Lately I’ve been thinking about plastic bags. It’s hard not to think about them as they can be seen attached to tree branches, floating in the water, or blowing across the highway. In the United States we throw away 100 billion of them a year. Of course, there is no “away.” They have to go somewhere and that place if often the ocean where they do enormous damage to marine life. Some estimates are that each bag takes about two decades to break down in the environment, though some reports are for much longer. Of course they have only been around for about a half a century so definitive breakdown rates are unknown. Regardless, they become death traps for marine animals such as sea turtles which mistakenly see them as jellyfish, a favorite food item. In fact, it’s estimated that over three-fourths of the sea’s turtles have plastic in their digestive tracts.
Some large cities have attempted to control this problem by banning certain kinds of plastic bags. This includes Los Angeles, Portland, and San Francisco. Outside the U.S. cities such as Delhi and Mexico City have also imposed a ban. Whether this is effective or not is still being debated. What is not in dispute is that we have a serious marine debris problem worldwide.
Plastic bags aren’t the only culprits. Over six million tons of trash is dumped into the world’s ocean every year. The National Oceanic and Atmospheric Administration (NOAA) estimates, “Each year, three times as much rubbish is dumped into the world’s oceans as the weight of fish caught.” Much of this trash washes into the marine environment from storm drains, roads, boats, rivers, and outright carelessness.
In places like Chesapeake Bay “ghost pots” are a serious problem. There are thousands of neglected and abandoned crab pots in the area which continually trap many species including fish, turtles, whelks, and blue crabs. Animals that get stuck in these traps cannot escape and often perish. The numbers are astounding for such commercially important species like blue crabs in which thousands are killed a year, many being females with eggs.

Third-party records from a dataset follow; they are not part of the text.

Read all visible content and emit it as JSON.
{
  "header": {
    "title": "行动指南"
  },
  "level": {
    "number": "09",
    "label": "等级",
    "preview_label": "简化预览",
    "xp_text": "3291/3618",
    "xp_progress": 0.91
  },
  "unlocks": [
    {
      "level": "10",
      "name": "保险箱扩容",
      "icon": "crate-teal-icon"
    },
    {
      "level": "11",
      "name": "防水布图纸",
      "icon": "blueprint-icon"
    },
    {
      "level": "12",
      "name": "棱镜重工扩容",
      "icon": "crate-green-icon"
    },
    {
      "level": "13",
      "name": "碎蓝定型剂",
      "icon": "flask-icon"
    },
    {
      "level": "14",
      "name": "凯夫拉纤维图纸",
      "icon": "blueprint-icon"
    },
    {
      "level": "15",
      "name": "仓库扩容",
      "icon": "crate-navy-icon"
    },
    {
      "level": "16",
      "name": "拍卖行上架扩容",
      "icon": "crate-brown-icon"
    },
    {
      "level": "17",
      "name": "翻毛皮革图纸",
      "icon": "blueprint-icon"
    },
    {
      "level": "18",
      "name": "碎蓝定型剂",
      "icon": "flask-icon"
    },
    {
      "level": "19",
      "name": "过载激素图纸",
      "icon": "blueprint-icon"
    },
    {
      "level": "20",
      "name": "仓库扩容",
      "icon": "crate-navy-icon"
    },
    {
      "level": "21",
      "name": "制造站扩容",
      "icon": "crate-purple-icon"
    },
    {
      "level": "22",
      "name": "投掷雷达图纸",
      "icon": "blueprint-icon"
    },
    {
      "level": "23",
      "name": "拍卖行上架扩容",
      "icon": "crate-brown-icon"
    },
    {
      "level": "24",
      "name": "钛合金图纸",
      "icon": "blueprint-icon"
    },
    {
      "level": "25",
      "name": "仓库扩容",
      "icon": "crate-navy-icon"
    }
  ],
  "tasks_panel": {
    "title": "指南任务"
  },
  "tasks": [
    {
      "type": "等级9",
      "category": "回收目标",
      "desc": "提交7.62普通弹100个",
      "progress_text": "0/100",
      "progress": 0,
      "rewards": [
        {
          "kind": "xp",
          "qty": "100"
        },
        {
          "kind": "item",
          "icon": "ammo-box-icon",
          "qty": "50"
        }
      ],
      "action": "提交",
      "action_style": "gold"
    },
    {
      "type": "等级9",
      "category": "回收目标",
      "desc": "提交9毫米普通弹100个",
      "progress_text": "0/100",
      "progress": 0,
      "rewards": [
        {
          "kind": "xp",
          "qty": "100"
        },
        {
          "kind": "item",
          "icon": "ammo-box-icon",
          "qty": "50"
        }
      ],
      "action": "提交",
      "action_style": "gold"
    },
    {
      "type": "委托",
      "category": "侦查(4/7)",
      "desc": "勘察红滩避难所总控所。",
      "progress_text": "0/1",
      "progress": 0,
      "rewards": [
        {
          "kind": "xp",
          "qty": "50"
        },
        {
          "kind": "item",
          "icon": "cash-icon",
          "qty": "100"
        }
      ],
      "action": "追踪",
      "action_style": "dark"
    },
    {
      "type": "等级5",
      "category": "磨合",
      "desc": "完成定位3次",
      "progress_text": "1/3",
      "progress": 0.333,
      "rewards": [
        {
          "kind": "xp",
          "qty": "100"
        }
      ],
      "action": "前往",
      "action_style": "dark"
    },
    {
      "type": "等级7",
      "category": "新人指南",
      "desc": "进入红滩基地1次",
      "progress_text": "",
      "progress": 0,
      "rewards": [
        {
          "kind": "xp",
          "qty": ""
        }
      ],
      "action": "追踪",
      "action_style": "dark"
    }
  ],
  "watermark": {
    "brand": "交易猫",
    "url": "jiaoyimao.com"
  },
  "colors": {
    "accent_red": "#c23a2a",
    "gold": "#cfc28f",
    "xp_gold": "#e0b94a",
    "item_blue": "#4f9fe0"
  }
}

Discarded monofilament fishing line is another serious contaminant. Lasting for hundreds of years, the fishing line can entangle marine mammals, turtles, and sea birds so that they are unable to feed and may even drown. Imagine attempting to navigate and feed in waters where these items stretch for long distances catching and trapping anything in its path.
It all comes down to behavior – our behavior. How much plastic do we really need to use in our daily lives? Is the destruction of these vital resources the price we must pay for a small, unnecessary convenience? Can we design and utilize alternative materials that are less harmful? We need to do more than annual beach cleanups. We need to change our ways for a more sustainable future.